Si el fuego no se hubiera propagado al campo de otra persona sin que él añadiera haces al fuego, es obvio que solo él es responsable del daño, porque solo él hizo todo lo que condujo al daño. Más bien, el caso debe ser uno en el que el fuego se habría propagado incluso sin él. La Guemará pregunta: Pero si ese es el caso, qué hizo él al añadir haces de leña? El fuego se habría propagado sin él, por lo que no causó ni siquiera parte del daño. Resulta evidente, entonces, que la mishná no se refiere a este caso.
מַתְקֵיף לָהּ רַב פָּפָּא, וְהָא אִיכָּא הָא דְּתַנְיָא: חֲמִשָּׁה שֶׁיָּשְׁבוּ עַל סַפְסָל אֶחָד וְלֹא שְׁבָרוּהוּ, וּבָא אֶחָד וְיָשַׁב עָלָיו וּשְׁבָרוֹ – הָאַחֲרוֹן חַיָּיב. וְאָמַר רַב פָּפָּא: כְּגוֹן פָּפָּא בַּר אַבָּא.

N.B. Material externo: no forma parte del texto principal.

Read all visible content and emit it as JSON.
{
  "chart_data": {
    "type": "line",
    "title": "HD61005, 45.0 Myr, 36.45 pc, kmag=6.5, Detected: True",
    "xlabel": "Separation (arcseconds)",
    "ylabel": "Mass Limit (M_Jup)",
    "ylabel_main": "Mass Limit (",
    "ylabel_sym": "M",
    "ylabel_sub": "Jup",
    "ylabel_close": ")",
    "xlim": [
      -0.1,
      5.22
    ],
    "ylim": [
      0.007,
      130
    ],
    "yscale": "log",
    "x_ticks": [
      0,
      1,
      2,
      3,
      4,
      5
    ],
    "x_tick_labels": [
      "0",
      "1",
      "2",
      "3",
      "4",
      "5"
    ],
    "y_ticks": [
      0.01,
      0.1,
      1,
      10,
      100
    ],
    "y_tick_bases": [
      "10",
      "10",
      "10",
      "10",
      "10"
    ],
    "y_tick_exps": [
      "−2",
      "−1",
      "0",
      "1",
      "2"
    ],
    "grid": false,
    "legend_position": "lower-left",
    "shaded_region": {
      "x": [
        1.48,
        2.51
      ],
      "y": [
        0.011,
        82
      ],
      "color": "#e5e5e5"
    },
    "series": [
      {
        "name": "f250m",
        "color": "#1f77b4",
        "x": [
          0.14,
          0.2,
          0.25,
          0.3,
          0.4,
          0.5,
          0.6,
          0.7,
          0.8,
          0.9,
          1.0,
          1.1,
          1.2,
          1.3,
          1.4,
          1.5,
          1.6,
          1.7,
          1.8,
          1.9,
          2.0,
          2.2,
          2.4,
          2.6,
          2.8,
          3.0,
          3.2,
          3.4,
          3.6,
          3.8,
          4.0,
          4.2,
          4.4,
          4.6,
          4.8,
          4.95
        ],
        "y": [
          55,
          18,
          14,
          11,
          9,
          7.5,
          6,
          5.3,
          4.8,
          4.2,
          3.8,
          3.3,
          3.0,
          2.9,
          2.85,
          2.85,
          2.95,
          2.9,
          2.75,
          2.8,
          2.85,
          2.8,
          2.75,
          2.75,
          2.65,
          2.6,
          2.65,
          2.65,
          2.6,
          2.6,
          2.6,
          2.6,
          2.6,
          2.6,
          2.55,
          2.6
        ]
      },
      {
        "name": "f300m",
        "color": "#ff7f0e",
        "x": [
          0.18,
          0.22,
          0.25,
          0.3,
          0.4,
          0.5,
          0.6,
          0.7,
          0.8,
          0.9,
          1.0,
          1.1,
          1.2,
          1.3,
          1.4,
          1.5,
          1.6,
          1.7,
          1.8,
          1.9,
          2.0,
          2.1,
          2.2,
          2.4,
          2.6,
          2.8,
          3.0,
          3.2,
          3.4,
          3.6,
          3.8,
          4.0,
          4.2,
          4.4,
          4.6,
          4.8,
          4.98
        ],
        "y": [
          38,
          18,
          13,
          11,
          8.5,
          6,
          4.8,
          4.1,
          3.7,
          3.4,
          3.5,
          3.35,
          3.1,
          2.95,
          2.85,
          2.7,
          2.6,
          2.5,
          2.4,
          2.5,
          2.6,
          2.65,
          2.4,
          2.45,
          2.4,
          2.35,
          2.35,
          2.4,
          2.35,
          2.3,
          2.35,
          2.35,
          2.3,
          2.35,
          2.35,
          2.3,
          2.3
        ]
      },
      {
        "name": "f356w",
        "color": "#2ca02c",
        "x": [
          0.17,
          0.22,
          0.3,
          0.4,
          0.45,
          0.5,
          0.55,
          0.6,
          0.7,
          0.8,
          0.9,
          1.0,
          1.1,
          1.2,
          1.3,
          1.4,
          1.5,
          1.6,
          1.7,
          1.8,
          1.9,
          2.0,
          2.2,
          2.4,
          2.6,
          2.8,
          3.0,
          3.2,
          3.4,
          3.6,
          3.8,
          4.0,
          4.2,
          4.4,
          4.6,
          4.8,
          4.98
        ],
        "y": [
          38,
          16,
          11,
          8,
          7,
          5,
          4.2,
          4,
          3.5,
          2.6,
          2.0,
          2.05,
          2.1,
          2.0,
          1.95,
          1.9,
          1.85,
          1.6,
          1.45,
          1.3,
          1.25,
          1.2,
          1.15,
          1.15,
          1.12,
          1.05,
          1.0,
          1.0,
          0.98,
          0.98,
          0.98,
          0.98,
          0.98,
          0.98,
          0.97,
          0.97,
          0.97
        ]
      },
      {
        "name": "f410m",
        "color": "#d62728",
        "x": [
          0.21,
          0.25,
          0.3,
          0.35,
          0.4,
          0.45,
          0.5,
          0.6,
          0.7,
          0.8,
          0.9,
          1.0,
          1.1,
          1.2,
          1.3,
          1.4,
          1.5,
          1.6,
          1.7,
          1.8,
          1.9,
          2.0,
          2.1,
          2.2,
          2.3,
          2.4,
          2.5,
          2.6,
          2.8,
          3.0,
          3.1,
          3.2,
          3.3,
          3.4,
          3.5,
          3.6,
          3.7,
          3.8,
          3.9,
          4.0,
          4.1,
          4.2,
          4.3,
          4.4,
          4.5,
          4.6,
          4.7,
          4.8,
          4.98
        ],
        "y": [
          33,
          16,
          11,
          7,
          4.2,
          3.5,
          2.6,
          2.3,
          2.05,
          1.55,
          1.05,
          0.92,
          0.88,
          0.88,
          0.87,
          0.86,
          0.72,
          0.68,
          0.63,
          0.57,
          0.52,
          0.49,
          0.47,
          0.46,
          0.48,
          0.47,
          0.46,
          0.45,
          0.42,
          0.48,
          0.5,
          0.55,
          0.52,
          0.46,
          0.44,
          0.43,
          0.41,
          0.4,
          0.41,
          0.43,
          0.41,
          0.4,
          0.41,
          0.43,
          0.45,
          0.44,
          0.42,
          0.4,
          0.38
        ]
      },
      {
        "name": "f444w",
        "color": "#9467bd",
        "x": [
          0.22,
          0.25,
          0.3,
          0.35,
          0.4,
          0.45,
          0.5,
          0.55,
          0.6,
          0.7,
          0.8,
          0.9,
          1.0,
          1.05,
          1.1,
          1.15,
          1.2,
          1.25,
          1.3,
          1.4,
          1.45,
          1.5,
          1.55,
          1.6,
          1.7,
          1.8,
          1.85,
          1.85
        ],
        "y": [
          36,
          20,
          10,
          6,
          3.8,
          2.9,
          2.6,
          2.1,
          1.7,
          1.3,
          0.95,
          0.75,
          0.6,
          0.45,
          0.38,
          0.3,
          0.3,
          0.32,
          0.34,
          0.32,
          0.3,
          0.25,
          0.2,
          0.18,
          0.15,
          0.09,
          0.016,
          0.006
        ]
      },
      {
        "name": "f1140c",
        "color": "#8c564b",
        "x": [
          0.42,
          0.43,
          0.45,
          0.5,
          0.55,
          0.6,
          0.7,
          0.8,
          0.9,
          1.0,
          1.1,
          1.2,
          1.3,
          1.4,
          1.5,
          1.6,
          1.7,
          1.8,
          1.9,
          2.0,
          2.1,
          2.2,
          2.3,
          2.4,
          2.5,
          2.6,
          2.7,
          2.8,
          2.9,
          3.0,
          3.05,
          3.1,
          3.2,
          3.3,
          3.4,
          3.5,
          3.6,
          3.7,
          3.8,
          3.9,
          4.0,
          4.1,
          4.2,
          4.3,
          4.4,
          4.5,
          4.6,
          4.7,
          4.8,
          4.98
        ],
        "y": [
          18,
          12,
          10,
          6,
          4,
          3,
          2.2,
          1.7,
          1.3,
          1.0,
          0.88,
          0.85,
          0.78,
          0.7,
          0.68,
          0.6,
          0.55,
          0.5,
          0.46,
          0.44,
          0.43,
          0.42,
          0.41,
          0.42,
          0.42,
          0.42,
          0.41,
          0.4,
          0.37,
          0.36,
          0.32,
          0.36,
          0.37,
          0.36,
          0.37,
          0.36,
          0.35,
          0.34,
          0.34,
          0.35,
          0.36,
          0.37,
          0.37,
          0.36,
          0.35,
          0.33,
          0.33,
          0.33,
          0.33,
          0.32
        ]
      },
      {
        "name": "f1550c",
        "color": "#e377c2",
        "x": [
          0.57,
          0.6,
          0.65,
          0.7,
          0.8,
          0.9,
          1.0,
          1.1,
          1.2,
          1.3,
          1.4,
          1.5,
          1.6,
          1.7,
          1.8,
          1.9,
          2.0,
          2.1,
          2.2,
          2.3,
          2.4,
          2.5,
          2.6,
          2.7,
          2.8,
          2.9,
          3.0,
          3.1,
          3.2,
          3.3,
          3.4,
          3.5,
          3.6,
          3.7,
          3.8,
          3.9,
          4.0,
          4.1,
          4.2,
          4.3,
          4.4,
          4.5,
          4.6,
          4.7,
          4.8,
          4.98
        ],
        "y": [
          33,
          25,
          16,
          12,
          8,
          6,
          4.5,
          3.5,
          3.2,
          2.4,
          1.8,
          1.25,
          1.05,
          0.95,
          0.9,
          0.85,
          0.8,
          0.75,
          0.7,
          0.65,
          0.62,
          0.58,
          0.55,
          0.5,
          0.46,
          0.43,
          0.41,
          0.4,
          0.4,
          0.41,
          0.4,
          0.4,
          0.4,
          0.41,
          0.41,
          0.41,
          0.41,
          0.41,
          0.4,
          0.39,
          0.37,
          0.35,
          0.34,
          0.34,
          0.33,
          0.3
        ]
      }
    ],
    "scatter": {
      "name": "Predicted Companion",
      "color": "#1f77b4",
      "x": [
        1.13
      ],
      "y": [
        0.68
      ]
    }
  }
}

Rav Pappa objeta a la afirmación de la baraita de que la mishná se refiere solo a un caso específico: ¿Pero no existe también aquello que se enseña en una baraita: Con respecto a un caso en el que cinco personas estaban sentadas en un banco [safsal] y este no se rompió, y luego una persona adicional vino y se sentó sobre él y lo rompió con su peso adicional, esta última persona es responsable de todo el daño. Y Rav Pappa dijo, a modo de aclaración, que esto se aplica en un caso en el que el último individuo en sentarse era tan pesado como Pappa bar Abba. Dado que podría haberlo roto incluso por sí solo, no tenía derecho a usarlo. En este caso, aunque el peso de las primeras cinco personas fue presumiblemente un factor que contribuyó a causar el daño, dado que el daño fue causado en última instancia por el peso adicional del último individuo, él es responsable de todo el daño. Aparentemente, este es un ejemplo adicional del principio de la mishná, y la baraita debería haberlo mencionado.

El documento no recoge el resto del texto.